'Fahrenheit 11/9' is Moore at his best

9/21/2018
BY KIRK BAIRD
BLADE STAFF WRITER
  • Film-Review-Fahrenheit-11-9

    This image released by State Run Films/Briarcliff Entertainment shows filmmaker Michael Moore in a scene from the documentary "Fahrenheit 11/9."

    ASSOCIATED PRESS


  • Fahrenheit 11/9, Michael Moore's latest documentary, opens with footage of Hillary Clinton’s fervent supporters enjoying the run-up to the 2016 presidential election, TV pundits and pollsters predicting a landslide in her favor, and the Donald Trump campaign contentedly cruising along in the “we’re just happy to be here” mode.

    Few expected Trump to win, including the New York billionaire himself, Moore says.

    But Moore did. In fact, when he made the “Truman Defeats Dewey” prediction months before the election, he was chastised by fans and mocked by liberals.

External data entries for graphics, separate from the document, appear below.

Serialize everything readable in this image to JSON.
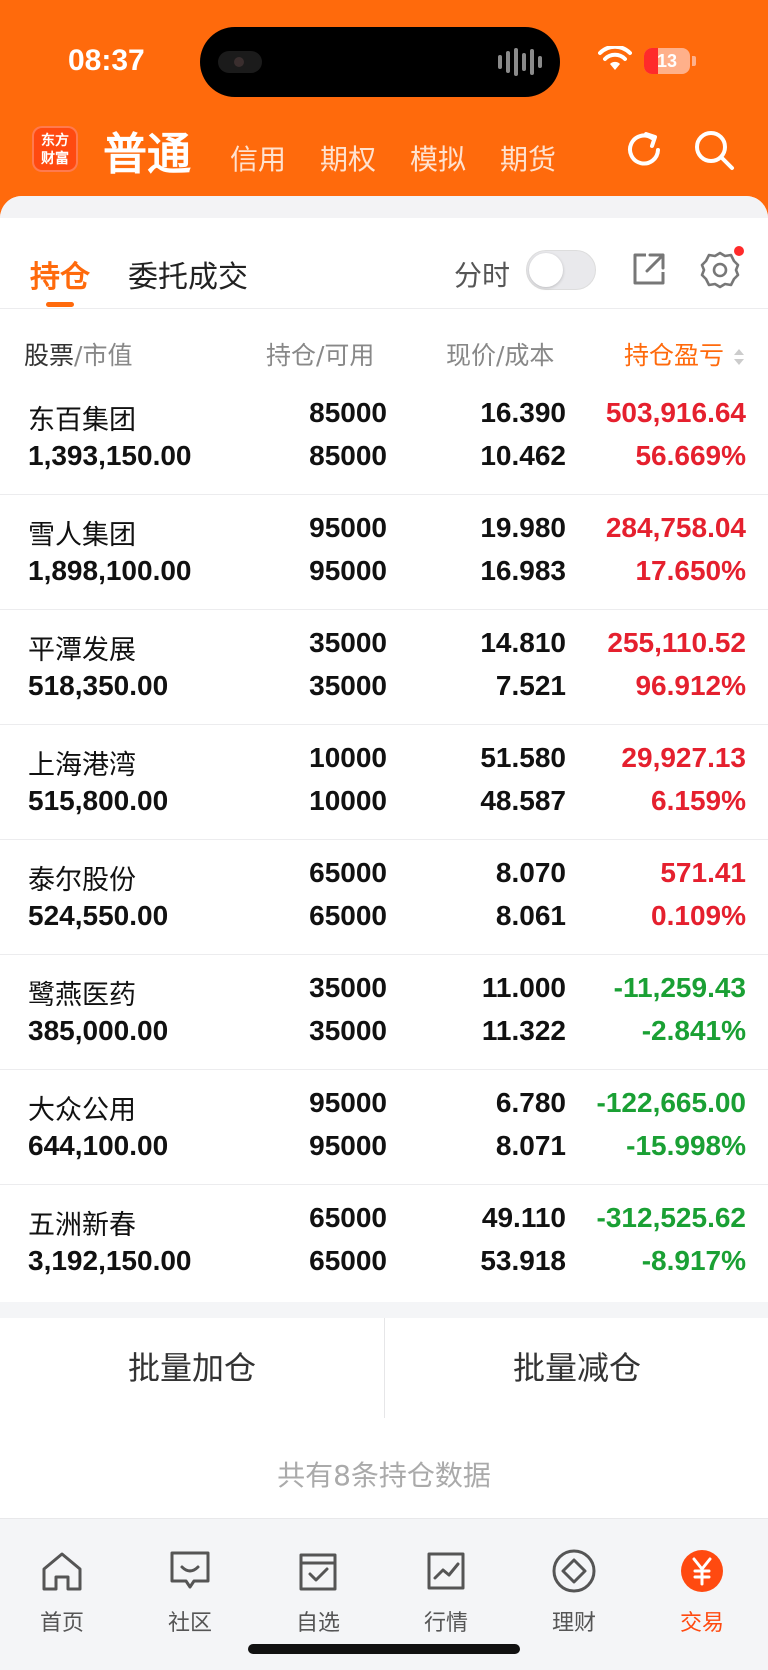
{
  "status_bar": {
    "time": "08:37",
    "battery": "13"
  },
  "header": {
    "logo_text": "东方财富",
    "main_tab": "普通",
    "tabs": [
      "信用",
      "期权",
      "模拟",
      "期货"
    ]
  },
  "subtabs": {
    "holdings": "持仓",
    "orders": "委托成交",
    "time_share": "分时"
  },
  "columns": {
    "stock": "股票",
    "mv": "/市值",
    "pos": "持仓/可用",
    "price": "现价/成本",
    "pl": "持仓盈亏"
  },
  "rows": [
    {
      "name": "东百集团",
      "mv": "1,393,150.00",
      "pos": "85000",
      "avail": "85000",
      "price": "16.390",
      "cost": "10.462",
      "pl": "503,916.64",
      "pct": "56.669%",
      "trend": "up"
    },
    {
      "name": "雪人集团",
      "mv": "1,898,100.00",
      "pos": "95000",
      "avail": "95000",
      "price": "19.980",
      "cost": "16.983",
      "pl": "284,758.04",
      "pct": "17.650%",
      "trend": "up"
    },
    {
      "name": "平潭发展",
      "mv": "518,350.00",
      "pos": "35000",
      "avail": "35000",
      "price": "14.810",
      "cost": "7.521",
      "pl": "255,110.52",
      "pct": "96.912%",
      "trend": "up"
    },
    {
      "name": "上海港湾",
      "mv": "515,800.00",
      "pos": "10000",
      "avail": "10000",
      "price": "51.580",
      "cost": "48.587",
      "pl": "29,927.13",
      "pct": "6.159%",
      "trend": "up"
    },
    {
      "name": "泰尔股份",
      "mv": "524,550.00",
      "pos": "65000",
      "avail": "65000",
      "price": "8.070",
      "cost": "8.061",
      "pl": "571.41",
      "pct": "0.109%",
      "trend": "up"
    },
    {
      "name": "鹭燕医药",
      "mv": "385,000.00",
      "pos": "35000",
      "avail": "35000",
      "price": "11.000",
      "cost": "11.322",
      "pl": "-11,259.43",
      "pct": "-2.841%",
      "trend": "down"
    },
    {
      "name": "大众公用",
      "mv": "644,100.00",
      "pos": "95000",
      "avail": "95000",
      "price": "6.780",
      "cost": "8.071",
      "pl": "-122,665.00",
      "pct": "-15.998%",
      "trend": "down"
    },
    {
      "name": "五洲新春",
      "mv": "3,192,150.00",
      "pos": "65000",
      "avail": "65000",
      "price": "49.110",
      "cost": "53.918",
      "pl": "-312,525.62",
      "pct": "-8.917%",
      "trend": "down"
    }
  ],
  "batch": {
    "add": "批量加仓",
    "reduce": "批量减仓"
  },
  "summary": "共有8条持仓数据",
  "tabbar": [
    {
      "label": "首页",
      "icon": "home-icon"
    },
    {
      "label": "社区",
      "icon": "chat-icon"
    },
    {
      "label": "自选",
      "icon": "watchlist-icon"
    },
    {
      "label": "行情",
      "icon": "chart-icon"
    },
    {
      "label": "理财",
      "icon": "diamond-icon"
    },
    {
      "label": "交易",
      "icon": "yuan-icon",
      "active": true
    }
  ],
  "colors": {
    "brand": "#ff6a0c",
    "up": "#e5202e",
    "down": "#1aa034"
  }
}
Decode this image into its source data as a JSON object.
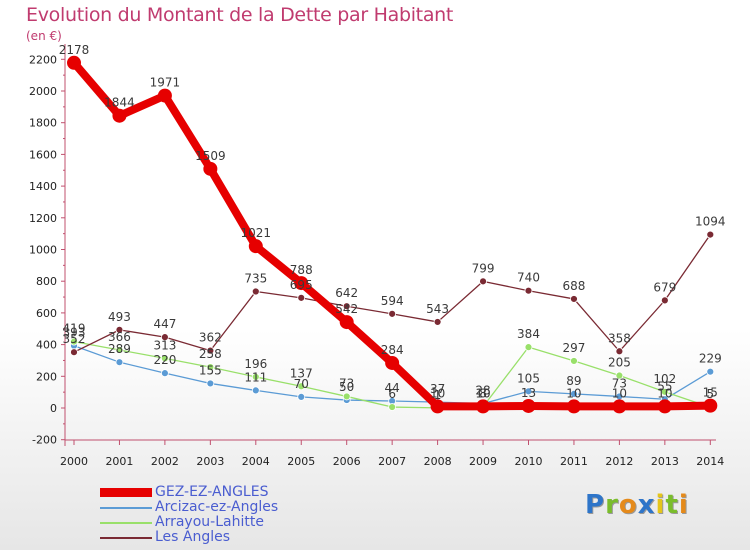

    And now that we're approaching the second anniversary of the election night — which was actually called on Nov. 9, 2016, hence the film's title reference of “11/9” — Moore has made a political documentary based on a simple question: “How did we get here?” (In the movie he asks this with an additional colorful intensive not suitable for this publication.)

    “How did we get here?” is rhetorical; Moore has his answers. And like his Trump prediction, what he says will not be well received by many of his supporters, particularly those in the old guard of the Democratic Party, and may actually surprise some of his detractors.

    Bill and Hillary Clinton. Barack Obama. The New York Times. Nancy Pelosi. The Democratic Party. They all played a part in Trump's victory, he says. As did Fox News. Voter apathy. Michigan Gov. Rick Snyder. Big Media. And Gwen Stefani. No, the latter is not a typo. Moore has a funny anecdote about the “Just a Girl” singer being paid more for her co-hosting duties on NBC’s prime-time talent show, The Voice, than Trump was paid as host of The Apprentice, which caused him to launch his presidential bid in an effort to get NBC to increase his salary.

    Is it true? Who knows. But Moore makes it plausible and funny.

    Moore also gets meta, showing a clip with himself and Trump as guests on Roseanne Barr’s talk show from the late 1990s. Moore says Trump didn't want to go on the show with Moore as a guest, but producers asked the filmmaker to be nice to Trump. He was and he still has regrets over it. At that point Trump was still a registered Democrat and Barr was an outspoken liberal. The times changed them all, it seems, though Moore as liberal provocateur continues to promote those causes near and dear to the left, such as the Flint water crisis.

    A Flint native whose 1989 documentary Roger & Me took on Roger Smith, then-CEO and president of General Motors, after he shuttered several of the city’s auto plants and opened new ones in Mexico, Moore is even more blunt with his unrelenting criticism of Snyder over the Flint water crisis, including trying to perform a “citizen’s arrest” of Snyder and later, spraying gallons of Flint water on the front yard of the Governor's Mansion in Lansing. The latter prank, like a David Letterman bit from the 1980s, only more political and personal, is funny, but serves no purpose other than to entertain and amuse Moore and his audience.

    As with most of his crusading documentaries, the formula has him reach that point in the film where he has had enough with being nice and polite. In Fahrenheit 11/9, he expands that sentiment as a criticism for those liberals who “compromise” with conservatives. They are Benedict Arnolds to the liberal cause, and now he’s staking the party’s future on the movement to the left — Bernie Sanders and the new wave of anti-establishment Democrats running for public office — as well as the youth movement including the teenage survivors of the Parkland, Fla., high school shooting on Valentine's Day.

    Eventually, Moore wends his way to Trump again, as the filmmaker states his fears over what the presidency portends: either the end of our democracy or a liberal rallying cry to do better.

    As usual, the filmmaker does not equivocate.

    Moore doesn’t make documentaries. He makes op-ed art. His works are open to interpretation, have their share of fierce critics and stalwart supporters, and always generate a response.

    His best works have typically been those movies such as Roger & Me, Bowling for Columbine, and Fahrenheit 9/11 that are narrow in focus and righteous in anger. Fahrenheit 11/9 is an exception.

    The two-hour film is part exploration of today’s America, and part therapist visit. It’s expansive, messy, and mostly fascinating. Many will disagree with what Moore has to say and they’re not all wearing Make America Great Again hats, either.

    In fact, none other than Steve Bannon offers effusive praise of Moore as a documentary filmmaker via an interview from a few years before he would serve as one of Trump’s primary advisers on the campaign and in the White House.

    One wonders if Democrats will be as complimentary of the filmmaker after Fahrenheit 11/9.